Germany: No-Fuss Arbitration Proceedings — Can Also Be Used In Intellectual Property Right Infringement Cases

Last Updated: 5 December 2011
Article by Christof Augenstein

While disputes in the area of company law are regularly determined by arbitration tribunals, many companies fail to use this instrument for disputes involving commercial intellectual property law. They could also benefit from the advantages of arbitration in this area, in particular by resolving a dispute with as little "fuss" as possible and without major media interest. Even questions concerning the invalidity of commercial intellectual property rights can be decided in a way that is binding on the parties.

Major international enterprises rely predominantly on arbitration tribunals for their legal disputes. In particular when it comes to disputes under company law, companies value the discretion of arbitration proceedings compared with a public court case with the associated interest of the media and the general public. It is rare for the public to even be aware of disputes that go to arbitration, such as, for example, the dispute about the departure of Siemens from the joint-venture company AREVA NP for the construction of nuclear reactors, or the Federal Government proceedings against the heavy goods vehicle toll collection consortium Toll Collect.

On the other hand, proceedings in respect of the infringement of commercial intellectual property rights such as patents, trade marks or industrial designs are generally brought before the state courts and therefore played out in public. This also applies to disputes between major international enterprises, which attract the associated media interest. An example of this is the current dispute between Apple and Samsung on the sale of the Galaxy Tab.

In Germany, the Düsseldorf Regional Court ruled that the Galaxy Tab was infringing Apple's industrial design rights. The hearing was well-attended, and the reaction in the press – especially for Apple – was negative. For example, Samsung's argument that Stanley Kubrick had portrayed a computer in the image of the Apple iPad in his film "2001 – A Space Odyssey" was reproduced with relish. The public commotion could last a fair while longer, as, according to online reports, some 19 cases in a total of 9 countries are pending. In some cases Samsung also appears as claimant, so the parties face one another in different roles. Arbitration proceedings could therefore help both parties by excluding the public.

Arbitration can offer a further advantage in international disputes. It is rare that – as in Germany – there are specialist chambers competent to decide on intellectual property disputes. In arbitration proceedings both parties are in a position to decide on the arbitrators themselves, and so they can select persons with the appropriate expertise to rule out the possibility of erroneous judgements. The choice of arbitrator also enables account to be taken of different cultural backgrounds by appointing arbitrators from different countries and cultural circles.
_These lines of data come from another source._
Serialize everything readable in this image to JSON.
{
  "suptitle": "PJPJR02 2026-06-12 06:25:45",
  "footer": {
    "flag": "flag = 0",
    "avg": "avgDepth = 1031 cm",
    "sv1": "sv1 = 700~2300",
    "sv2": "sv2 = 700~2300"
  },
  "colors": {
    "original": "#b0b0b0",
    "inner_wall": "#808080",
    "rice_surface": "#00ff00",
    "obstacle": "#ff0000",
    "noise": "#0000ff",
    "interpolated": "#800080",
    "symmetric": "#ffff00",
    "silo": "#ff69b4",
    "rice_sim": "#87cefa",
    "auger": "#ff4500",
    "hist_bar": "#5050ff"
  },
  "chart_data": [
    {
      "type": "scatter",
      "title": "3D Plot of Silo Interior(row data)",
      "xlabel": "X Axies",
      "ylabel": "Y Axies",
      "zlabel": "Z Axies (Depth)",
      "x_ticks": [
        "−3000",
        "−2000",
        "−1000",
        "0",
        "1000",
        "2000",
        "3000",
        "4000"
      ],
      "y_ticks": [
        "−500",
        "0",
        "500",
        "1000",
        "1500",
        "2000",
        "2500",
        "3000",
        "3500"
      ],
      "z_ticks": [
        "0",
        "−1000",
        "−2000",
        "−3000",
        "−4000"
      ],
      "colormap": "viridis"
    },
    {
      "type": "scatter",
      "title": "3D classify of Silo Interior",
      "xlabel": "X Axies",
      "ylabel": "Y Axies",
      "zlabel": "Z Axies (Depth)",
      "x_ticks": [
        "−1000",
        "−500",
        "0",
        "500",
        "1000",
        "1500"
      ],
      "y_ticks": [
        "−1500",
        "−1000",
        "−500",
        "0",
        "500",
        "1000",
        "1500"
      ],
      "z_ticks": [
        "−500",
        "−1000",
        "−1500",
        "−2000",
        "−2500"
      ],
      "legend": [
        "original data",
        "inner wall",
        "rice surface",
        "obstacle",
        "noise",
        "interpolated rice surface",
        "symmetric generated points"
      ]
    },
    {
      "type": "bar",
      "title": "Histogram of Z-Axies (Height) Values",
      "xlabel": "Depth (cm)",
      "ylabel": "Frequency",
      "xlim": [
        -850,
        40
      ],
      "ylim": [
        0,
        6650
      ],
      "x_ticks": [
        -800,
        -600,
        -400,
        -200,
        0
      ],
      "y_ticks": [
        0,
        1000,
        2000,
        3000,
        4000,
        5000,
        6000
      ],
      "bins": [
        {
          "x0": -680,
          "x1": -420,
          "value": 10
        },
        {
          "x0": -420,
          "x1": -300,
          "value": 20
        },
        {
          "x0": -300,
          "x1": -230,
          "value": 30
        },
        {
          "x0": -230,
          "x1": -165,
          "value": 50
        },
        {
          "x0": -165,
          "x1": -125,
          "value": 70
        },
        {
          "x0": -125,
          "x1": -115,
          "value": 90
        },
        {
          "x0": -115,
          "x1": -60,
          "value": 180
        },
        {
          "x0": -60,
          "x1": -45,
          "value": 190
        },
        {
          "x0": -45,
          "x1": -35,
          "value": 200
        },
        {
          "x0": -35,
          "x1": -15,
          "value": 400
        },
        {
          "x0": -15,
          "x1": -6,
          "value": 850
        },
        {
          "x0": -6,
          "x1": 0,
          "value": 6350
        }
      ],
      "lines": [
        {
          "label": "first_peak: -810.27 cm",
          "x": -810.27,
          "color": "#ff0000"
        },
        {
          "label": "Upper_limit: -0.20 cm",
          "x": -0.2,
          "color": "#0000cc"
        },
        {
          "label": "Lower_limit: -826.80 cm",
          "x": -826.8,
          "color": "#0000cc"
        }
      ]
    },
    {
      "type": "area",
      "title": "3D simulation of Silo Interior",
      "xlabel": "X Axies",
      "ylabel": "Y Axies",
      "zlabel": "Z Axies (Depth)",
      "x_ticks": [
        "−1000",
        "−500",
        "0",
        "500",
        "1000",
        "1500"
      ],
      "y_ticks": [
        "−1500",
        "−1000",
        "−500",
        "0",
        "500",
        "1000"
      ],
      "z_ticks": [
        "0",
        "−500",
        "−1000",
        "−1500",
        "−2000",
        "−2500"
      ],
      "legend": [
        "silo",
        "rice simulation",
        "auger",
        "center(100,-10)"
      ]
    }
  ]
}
In international disputes it is also advantageous that arbitration awards are generally easier to enforce abroad than the judgements of national courts. More than 140 countries worldwide have signed up to the UN Convention on the Recognition and Enforcement of Foreign Arbitral Awards.

First, however, both parties must have created a contractual basis for arbitration proceedings. In contrast to proceedings before national courts, no-one can be compelled to take part in arbitration proceedings, for which reason the majority of all disputes will probably continue to be brought before the national courts in future. It would, however, be possible to set up an arbitration agreement without problems, even if the parties had already been involved in extensive disputes.

Many of those who participate in the markets do not consider an arbitration tribunal in cases involving patents or other commercial intellectual property rights, because they believe that the validity of commercial intellectual property rights lies outside the competence of an arbitration tribunal, as commercial intellectual property rights are in fact granted by a national act of sovereignty. In theory, private parties to arbitration proceedings cannot reverse this decision. However these difficulties can be bypassed by the fact that the effects of nullity are limited expressly to the relationship between the parties. Where necessary, an arbitration tribunal can grant a potential infringer a free licence to an intellectual property right such as a patent. A contractual agreement of this kind does not affect the national competence to revoke and grant intellectual property rights. As a result, the party to arbitration proceedings may continue to use the technology in the same way as if the intellectual property right in question had been declared null and void by a national court. This question could thus also be clarified in arbitration proceedings and comprehensive disputes about commercial intellectual property rights be settled without fuss and without negative press.

The content of this article is intended to provide a general guide to the subject matter. Specialist advice should be sought about your specific circumstances.